Stanford NLP Annotation pipeline.annotate resulting into OutOfMemoryError in Java

So we are using Stanford NLP to annotate input text, and these input texts are laughably small. Below is one example of the same.

"Can you give me details about Mohammad Siva John with identifiers 6745-3876-1354-8790 and 313-31-333"

Below is the Java code snippet to annotate.

    final Properties properties = new Properties();
    properties.setProperty("annotators", "tokenize, ssplit, pos, lemma");
    final StanfordCoreNLP pipeline = new StanfordCoreNLP(properties);
    final Annotation document = new Annotation(text);
    pipeline.annotate(document);

Below is the Maven dependency.

    <dependency>
        <groupId>edu.stanford.nlp</groupId>
        <artifactId>stanford-corenlp</artifactId>
        <version>4.5.4</version>
    </dependency>

This works fine, but after couple of days, the JVM crashes with a coredump. Coredump analysis shows that below line resulted into OutOfMemoryError

pipeline.annotate(document);

Any thoughts on how to resolve this? There are no field level variables in the class, and all of them are method level, and so should be 'freed' once the execution is done. So, there should be no OutOfMemoryError first of all to begin with.

Quite perplexing.

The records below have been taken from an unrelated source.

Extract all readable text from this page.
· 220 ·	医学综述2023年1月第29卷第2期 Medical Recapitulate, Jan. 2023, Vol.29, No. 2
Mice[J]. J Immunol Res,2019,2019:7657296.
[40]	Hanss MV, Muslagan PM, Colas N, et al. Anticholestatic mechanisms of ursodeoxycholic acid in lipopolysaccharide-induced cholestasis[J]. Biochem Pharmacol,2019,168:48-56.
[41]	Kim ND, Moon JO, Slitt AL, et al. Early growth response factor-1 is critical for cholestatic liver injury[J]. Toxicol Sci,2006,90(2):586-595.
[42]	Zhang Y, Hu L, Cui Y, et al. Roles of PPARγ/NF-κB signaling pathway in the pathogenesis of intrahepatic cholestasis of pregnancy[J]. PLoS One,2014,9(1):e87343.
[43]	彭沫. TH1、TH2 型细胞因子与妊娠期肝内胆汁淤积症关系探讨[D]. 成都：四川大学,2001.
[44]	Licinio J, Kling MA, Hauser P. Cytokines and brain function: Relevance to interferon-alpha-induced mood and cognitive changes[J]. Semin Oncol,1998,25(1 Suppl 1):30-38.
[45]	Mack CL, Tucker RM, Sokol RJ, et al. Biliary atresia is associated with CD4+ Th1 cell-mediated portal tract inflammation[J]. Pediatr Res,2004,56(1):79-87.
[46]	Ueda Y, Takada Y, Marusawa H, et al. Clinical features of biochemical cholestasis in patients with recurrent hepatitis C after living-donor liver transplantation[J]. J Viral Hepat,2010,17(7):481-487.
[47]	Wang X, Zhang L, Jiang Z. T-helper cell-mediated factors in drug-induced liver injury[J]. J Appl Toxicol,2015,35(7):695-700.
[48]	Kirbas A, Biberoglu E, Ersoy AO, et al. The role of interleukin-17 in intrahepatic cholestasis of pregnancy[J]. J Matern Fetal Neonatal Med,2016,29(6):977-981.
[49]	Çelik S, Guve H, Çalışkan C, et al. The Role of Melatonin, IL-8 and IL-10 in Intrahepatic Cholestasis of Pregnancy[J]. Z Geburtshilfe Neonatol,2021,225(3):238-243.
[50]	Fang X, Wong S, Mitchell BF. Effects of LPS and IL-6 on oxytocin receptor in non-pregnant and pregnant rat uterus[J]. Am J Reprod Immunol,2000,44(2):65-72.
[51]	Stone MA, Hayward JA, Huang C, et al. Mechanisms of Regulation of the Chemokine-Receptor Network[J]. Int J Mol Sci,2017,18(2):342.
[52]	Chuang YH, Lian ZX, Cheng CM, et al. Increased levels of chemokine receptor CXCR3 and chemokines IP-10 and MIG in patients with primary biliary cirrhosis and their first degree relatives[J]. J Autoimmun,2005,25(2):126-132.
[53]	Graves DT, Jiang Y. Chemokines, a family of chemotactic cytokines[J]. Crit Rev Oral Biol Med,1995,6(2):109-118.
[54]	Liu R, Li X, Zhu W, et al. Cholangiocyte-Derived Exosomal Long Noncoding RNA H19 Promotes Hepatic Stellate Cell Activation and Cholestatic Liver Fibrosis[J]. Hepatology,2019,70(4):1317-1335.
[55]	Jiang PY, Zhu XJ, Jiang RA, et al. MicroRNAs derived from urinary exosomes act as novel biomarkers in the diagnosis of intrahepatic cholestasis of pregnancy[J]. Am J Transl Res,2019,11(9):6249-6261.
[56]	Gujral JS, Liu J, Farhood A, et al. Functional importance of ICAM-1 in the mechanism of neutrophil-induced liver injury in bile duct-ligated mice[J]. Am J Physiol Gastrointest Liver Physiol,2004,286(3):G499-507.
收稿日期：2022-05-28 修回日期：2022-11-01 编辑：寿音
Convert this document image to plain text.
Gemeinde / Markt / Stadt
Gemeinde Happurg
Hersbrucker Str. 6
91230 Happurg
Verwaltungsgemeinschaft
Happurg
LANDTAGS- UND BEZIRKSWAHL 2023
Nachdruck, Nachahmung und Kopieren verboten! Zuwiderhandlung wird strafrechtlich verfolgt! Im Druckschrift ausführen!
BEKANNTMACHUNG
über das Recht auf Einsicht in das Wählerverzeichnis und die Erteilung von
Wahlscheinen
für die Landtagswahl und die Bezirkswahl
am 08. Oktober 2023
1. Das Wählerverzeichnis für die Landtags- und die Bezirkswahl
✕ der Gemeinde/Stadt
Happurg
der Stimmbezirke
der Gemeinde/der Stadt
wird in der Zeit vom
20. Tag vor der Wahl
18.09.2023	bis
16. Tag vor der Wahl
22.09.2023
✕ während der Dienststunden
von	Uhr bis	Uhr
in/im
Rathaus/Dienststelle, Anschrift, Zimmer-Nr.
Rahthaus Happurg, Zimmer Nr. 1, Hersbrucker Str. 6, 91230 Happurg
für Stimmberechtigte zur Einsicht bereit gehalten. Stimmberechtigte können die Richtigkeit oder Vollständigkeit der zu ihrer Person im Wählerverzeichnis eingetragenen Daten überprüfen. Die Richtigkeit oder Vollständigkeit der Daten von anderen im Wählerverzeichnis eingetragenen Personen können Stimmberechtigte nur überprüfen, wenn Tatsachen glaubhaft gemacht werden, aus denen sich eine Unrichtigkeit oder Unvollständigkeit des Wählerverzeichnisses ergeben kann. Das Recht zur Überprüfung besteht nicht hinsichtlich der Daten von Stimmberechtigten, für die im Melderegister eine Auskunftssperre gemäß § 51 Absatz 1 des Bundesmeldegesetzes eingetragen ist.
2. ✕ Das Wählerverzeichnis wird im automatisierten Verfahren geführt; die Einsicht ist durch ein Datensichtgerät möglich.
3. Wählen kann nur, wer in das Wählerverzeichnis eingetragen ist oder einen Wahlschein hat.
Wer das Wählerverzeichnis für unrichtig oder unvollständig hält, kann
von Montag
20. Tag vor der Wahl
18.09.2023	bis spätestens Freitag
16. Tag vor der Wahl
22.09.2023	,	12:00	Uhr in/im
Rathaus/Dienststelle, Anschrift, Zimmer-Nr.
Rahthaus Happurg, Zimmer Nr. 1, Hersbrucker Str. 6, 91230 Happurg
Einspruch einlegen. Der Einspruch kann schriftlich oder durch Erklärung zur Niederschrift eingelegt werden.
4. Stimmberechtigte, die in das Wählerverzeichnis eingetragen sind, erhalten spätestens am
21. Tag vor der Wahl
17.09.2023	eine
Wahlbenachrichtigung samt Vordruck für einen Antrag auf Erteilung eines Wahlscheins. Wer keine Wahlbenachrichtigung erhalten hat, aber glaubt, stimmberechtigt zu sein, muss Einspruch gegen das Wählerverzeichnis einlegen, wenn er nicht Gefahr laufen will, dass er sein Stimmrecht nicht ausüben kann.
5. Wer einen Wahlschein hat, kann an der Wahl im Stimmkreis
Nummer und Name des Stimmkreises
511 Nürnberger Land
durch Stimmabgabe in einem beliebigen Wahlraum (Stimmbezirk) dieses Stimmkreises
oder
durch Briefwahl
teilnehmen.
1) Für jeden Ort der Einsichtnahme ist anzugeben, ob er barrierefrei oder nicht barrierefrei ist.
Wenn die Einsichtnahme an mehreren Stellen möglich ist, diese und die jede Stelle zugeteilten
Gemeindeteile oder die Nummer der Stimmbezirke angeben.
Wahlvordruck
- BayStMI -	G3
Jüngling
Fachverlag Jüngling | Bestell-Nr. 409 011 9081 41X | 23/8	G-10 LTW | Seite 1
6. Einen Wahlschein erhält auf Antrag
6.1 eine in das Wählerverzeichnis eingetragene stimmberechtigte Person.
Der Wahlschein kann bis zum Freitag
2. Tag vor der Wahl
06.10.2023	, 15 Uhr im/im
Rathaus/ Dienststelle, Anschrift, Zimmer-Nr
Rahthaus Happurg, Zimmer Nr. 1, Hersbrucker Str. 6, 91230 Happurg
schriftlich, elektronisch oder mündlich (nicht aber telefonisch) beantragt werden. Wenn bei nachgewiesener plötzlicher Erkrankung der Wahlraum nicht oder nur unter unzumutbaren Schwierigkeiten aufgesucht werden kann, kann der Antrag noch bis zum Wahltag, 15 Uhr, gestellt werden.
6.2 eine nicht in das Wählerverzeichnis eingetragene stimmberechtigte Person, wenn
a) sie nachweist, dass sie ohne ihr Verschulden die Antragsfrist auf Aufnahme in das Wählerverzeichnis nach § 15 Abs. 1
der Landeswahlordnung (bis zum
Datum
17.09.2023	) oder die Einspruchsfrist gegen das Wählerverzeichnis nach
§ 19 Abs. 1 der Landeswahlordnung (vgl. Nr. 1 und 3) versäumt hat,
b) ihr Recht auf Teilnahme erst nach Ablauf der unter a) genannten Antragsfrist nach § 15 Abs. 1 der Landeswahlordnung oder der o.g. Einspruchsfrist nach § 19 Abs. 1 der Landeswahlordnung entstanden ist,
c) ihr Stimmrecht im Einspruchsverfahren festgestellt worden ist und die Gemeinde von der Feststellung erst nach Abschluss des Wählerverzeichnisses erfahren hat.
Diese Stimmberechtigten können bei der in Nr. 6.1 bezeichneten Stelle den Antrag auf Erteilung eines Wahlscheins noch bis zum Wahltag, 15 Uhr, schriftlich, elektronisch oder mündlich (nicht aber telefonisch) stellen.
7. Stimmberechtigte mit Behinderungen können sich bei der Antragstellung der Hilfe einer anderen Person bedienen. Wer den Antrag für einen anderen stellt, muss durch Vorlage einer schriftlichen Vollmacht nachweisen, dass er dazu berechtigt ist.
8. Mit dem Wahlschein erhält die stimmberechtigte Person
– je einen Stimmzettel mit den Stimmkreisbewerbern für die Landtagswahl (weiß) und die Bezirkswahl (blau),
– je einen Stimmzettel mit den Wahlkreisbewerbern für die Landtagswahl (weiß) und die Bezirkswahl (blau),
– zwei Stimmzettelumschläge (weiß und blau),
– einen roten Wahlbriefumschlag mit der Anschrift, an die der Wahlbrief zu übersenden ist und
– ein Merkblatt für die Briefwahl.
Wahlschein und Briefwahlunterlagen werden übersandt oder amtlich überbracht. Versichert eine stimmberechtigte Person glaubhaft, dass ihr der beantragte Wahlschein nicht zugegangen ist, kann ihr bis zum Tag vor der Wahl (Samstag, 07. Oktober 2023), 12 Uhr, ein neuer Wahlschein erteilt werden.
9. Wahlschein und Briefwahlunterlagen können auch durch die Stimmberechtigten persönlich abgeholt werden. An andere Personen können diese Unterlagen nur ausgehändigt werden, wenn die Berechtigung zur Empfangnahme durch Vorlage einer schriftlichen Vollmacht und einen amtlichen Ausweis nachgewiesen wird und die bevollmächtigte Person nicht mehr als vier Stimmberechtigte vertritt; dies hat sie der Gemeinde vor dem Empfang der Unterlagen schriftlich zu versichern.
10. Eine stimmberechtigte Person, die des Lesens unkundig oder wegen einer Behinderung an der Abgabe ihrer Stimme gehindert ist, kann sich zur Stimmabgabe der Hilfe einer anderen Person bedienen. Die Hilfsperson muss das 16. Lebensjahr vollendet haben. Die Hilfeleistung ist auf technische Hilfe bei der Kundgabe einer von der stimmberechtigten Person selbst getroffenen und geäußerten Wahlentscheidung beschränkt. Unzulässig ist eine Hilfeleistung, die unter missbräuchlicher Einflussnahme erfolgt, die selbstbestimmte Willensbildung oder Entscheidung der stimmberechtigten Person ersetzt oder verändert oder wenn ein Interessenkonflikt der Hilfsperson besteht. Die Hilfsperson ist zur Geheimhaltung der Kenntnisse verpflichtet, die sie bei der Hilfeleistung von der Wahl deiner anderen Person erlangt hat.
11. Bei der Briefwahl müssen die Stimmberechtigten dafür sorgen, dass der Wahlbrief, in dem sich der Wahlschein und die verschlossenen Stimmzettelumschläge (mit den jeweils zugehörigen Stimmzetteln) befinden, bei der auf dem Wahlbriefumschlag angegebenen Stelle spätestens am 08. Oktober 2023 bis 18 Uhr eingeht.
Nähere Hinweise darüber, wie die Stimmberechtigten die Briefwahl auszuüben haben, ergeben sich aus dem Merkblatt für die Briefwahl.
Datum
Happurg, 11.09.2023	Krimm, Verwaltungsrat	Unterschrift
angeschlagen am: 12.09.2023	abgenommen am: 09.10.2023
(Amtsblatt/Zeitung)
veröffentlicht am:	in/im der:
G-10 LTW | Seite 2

Any thoughts?

Solution

So found this in StanfordNLP Javadoc of void edu.stanford.nlp.pipeline.StanfordCoreNLP.clearAnnotatorPool()

Call this if you are no longer using StanfordCoreNLP and want torelease the memory associated with the annotators.

Calling this method itself almost has no impact, but the real game changer is calling 'System.gc()'. Below is the fix for this, just call clearAnnotatorPool and gc after annotate.

final Properties properties = new Properties();
properties.setProperty("annotators", "tokenize, ssplit, pos, lemma");
final StanfordCoreNLP pipeline = new StanfordCoreNLP(properties);
final Annotation document = new Annotation(text);
pipeline.annotate(document);

// Below two calls would fix memory issue.
StanfordCoreNLP.clearAnnotatorPool();
System.gc();

This is how used memory is with only StanfordCoreNLP.clearAnnotatorPool() call. Note that this is without System.gc() call. Notice that for 1000 calls to 'annotate' in a loop the used memory crosses 2500 MB and then falls down below 500 MB. This is the case when we are letting JVM call gc.

However, when I call both StanfordCoreNLP.clearAnnotatorPool(); and System.gc(); the results are drastically different. Note that used memory is within the range of 132 to 133 MB irrespective of whether the annotation pool has been cleared.

One starts seeing the real of 'StanfordCoreNLP.clearAnnotatorPool()' around after 150 pipeline.annotate hits. Below is memory utilization observed over 1000 hits to pipeline.annotate. Observe that with 'StanfordCoreNLP.clearAnnotatorPool() and System.gc()', the memory utilization hovers just above 40 MB.

If you rightly understand, this only signifies that somehow the JVM default gc execution is not releasing as much memory as when an explicit call is being made. I understand there would be timing difference and all, which only means that one needs to further research on the default gc and the JDK on being used (am on JDK 21 with IDE enforcing JDK 17 compliance level. The graphs are all almost the same when run on a JDK 17 directly too) and how this changes with various gc strategies.

But then I'm happy with this and conclude! Hope this helps someone.